My Little Dreambugs,
Kallista you are 6, and Athena you are 7, and you are both far from little anymore.
Yet I can feel each year your slow-but-palpable transition from creatures who wonder at everything in the world as if it were a mystery, into young people who are shaped and ordered and pressed by the expectations of the world outside your imaginations.
As you get older, your universe (not the universe, mind you) may become even more ordered, stripped in a million small places of its magic, as if the petals of an infinitely inconceivable flower wilt away to reveal the still-beautiful-but-perhaps-less-mysterious bloom below.
And so, here are my year-end wishes for you, my girls, while you still inhabit this tender space.
1. Don't forget that math is amazing. Athena, when you ask to "read" the number Pi, excerpted in my novel [SIC], and you then laugh and laugh when it goes on forever and exceeds your ability to find its end, you see in mathematics a language of order mixed with absurdity. Kallista, when you ask me to throw addition questions at you, which you then answer with all the rapidity of your 6-year-old brain and all the joy of a lottery winner, you feel a delight in the manipulation of numbers that can always be part of your special secret languages.
In a society that has already started to give you messages that may lead you away from science and math, I want you to be able to follow the endless shimmering path of digits wherever you want to go. If you can hold onto the magic language of numbers, in a way I was never able to, you'll speak your life in ways both sublime and astounding.
2. You are what you eat (for real). No one does a better job than your mother of helping us to eat healthy. When she discovered that we reacted to artificial food dyes and preservatives, she pulled them from our diet, and now, together, we make almost everything from scratch and we eat food processed as little as possible. She has taught you to start to read nutrition labels, and when you hand over the chemical-delivery systems sometimes called "candy," automatically, from a birthday party gift bag -- to be replaced, of course, but a treat that is made differently -- you are doing more for your health than you can possibly know.
You have learned this lesson well for people so young, and I want you to be strong in your understanding that what goes into your body helps to make you who you are. The wrong food may not only cause obesity and disease, but the right food can also help you feel better about the world you live in and encourage that easy-to-lose sense of inner self.
3. It doesn't matter that Santa is not real (or the Tooth Fairy). When you discover this -- and cagey Athena, I think you may already know -- don't let that fact turn the holiday into the crass commercial exchange of toys and goods and gift cards.
There was no Santa for me growing up, as I am Jewish, and I never had a Christmas tree until I married your mother, but I do understand the value of these symbols as ways to channel feeling and experience. When I put up the lighted penguin in our yard the other day and saw your faces staring not at its cheap Walgreens mesh or the already twisted-up scarf we tied around its neck but instead somewhere else, off into a space of whimsy and wonder and warmth, I wanted you to know something important.

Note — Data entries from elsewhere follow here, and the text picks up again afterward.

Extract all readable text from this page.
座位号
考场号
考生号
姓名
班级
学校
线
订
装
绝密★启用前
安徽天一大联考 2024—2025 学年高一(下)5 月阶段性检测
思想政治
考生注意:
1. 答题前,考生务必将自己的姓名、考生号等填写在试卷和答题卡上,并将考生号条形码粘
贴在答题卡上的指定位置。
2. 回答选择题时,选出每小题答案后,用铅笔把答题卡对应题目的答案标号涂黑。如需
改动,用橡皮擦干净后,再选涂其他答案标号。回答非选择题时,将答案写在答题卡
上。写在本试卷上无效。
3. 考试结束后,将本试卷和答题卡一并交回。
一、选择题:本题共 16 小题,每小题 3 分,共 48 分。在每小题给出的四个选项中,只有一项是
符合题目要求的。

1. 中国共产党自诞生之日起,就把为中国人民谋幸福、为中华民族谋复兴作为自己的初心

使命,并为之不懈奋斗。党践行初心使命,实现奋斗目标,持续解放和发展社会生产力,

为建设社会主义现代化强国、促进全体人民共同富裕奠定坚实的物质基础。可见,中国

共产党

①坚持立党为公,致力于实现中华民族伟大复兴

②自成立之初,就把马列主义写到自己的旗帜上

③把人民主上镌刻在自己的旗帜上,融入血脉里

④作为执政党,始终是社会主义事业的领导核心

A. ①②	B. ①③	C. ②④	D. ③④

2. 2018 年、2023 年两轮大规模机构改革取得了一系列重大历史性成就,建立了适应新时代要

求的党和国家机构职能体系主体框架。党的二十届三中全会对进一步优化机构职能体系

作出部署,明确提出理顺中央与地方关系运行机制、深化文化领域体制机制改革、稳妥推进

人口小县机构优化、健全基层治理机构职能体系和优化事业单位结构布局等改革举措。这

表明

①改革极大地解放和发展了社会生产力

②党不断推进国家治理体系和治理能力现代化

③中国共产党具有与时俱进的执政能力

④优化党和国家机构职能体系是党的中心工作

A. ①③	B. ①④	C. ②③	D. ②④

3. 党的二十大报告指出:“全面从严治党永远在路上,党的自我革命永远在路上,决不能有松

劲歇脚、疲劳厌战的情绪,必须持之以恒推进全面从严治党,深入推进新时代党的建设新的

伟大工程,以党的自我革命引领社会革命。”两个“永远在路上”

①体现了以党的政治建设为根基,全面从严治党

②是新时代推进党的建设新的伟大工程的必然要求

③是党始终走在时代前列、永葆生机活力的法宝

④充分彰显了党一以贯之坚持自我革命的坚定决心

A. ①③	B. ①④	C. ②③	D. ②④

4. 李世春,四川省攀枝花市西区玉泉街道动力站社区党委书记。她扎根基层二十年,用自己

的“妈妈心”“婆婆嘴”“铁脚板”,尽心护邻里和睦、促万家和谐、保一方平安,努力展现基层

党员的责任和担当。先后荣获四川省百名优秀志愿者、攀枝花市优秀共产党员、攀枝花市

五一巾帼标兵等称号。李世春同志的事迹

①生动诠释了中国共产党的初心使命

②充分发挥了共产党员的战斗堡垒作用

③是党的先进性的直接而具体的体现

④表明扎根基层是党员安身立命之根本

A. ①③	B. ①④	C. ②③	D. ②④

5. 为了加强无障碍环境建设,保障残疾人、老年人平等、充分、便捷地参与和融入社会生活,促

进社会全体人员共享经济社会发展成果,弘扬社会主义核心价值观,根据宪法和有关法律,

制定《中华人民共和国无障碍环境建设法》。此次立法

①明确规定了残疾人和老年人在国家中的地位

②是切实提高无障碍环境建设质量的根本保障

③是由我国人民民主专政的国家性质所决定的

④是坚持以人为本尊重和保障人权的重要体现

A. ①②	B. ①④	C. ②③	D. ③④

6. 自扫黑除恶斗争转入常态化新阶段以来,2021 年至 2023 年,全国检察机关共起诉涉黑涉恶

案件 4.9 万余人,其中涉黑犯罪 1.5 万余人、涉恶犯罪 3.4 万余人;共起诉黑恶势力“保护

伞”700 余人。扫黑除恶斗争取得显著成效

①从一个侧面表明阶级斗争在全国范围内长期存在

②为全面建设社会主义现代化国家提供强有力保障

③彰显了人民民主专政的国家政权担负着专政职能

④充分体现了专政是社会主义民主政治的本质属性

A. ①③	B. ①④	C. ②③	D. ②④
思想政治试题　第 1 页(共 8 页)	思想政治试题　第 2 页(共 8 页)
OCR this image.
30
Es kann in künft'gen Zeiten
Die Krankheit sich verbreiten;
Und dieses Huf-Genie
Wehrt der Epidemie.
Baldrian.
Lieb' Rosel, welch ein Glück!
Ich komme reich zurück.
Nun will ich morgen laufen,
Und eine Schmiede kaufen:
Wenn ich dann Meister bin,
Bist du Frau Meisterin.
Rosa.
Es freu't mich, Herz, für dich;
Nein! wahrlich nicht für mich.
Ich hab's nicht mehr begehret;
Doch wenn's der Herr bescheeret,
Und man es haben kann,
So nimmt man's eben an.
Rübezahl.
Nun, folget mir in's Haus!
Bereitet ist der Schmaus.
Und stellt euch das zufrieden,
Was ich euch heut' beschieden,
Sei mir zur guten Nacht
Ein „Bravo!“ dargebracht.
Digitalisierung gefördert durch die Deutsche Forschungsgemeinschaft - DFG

If we can find this feeling in the simplest of objects, it's because we feel it, together, inside each other.
Never forget where this feeling comes from.
4. Your world is a world of stories. Math may be one strand of the story, yes, but never forget that the stories you make up about your toys and your animals and each other are the stories that will also carry you forward. Athena, when you tell me your dream, that you were inside the Perplexus maze sphere, and Kallista, when you look into the window at dusk and dance furiously before your reflection, you are both seeing yourselves everywhere.
Your world is a world of reproductions and echoes, and the more places you can imagine yourself, the more you will understand how to live anywhere, through happiness and disappointment... so you will always be able to imagine what's next.
When your mother tells one of her best stories -- the story of your adoption from China, Athena, and your birth six months later, Kallista -- at the Frigid New York Festival in February, she is imagining our lives in one of the best possible ways. Her bravery in sharing "Double Happiness: A Tale of Loss, Love, and One Forever Family" is one way of speaking life to life, of reflecting herself, and us, into the world in which we live.
5. Your sister is the gift that will stay with you the longest. You play and laugh together for hours, lost in your sleeping bags and tents and stuffed animals and the single Rainbow Loom strand that is now longer than our house is tall, yet you also, 17 times in one hour, come to serious and screaming disagreement on these same issues, each of real earthshaking importance to the world you inhabit together.
Your quarters are close. You share a room. You are one grade apart, and it can be hard to find space without the other. And this can be difficult, and such proximity will indeed sometimes make you scream.
And silence is rarely forthcoming.
And yet, when you no longer live together and your parents are old and enfeebled, or perhaps already gone, petals fallen from that same wilted flower, you will have each other in a way that is different than you will ever have anyone else. The lives you have made, and the people you will become, will emerge in part from your secret hours together, lost in a fort of your own making or laughing as you tell jokes long after your bedtime as your giggles merge with your dreams.
The intensity of your bond can sustain you through anything, and I wish for you to remain close, more than anything else I can ever wish for you.
And I wish you love, and peace, my daughters, because my love for you is as endless as the stories we tell ourselves.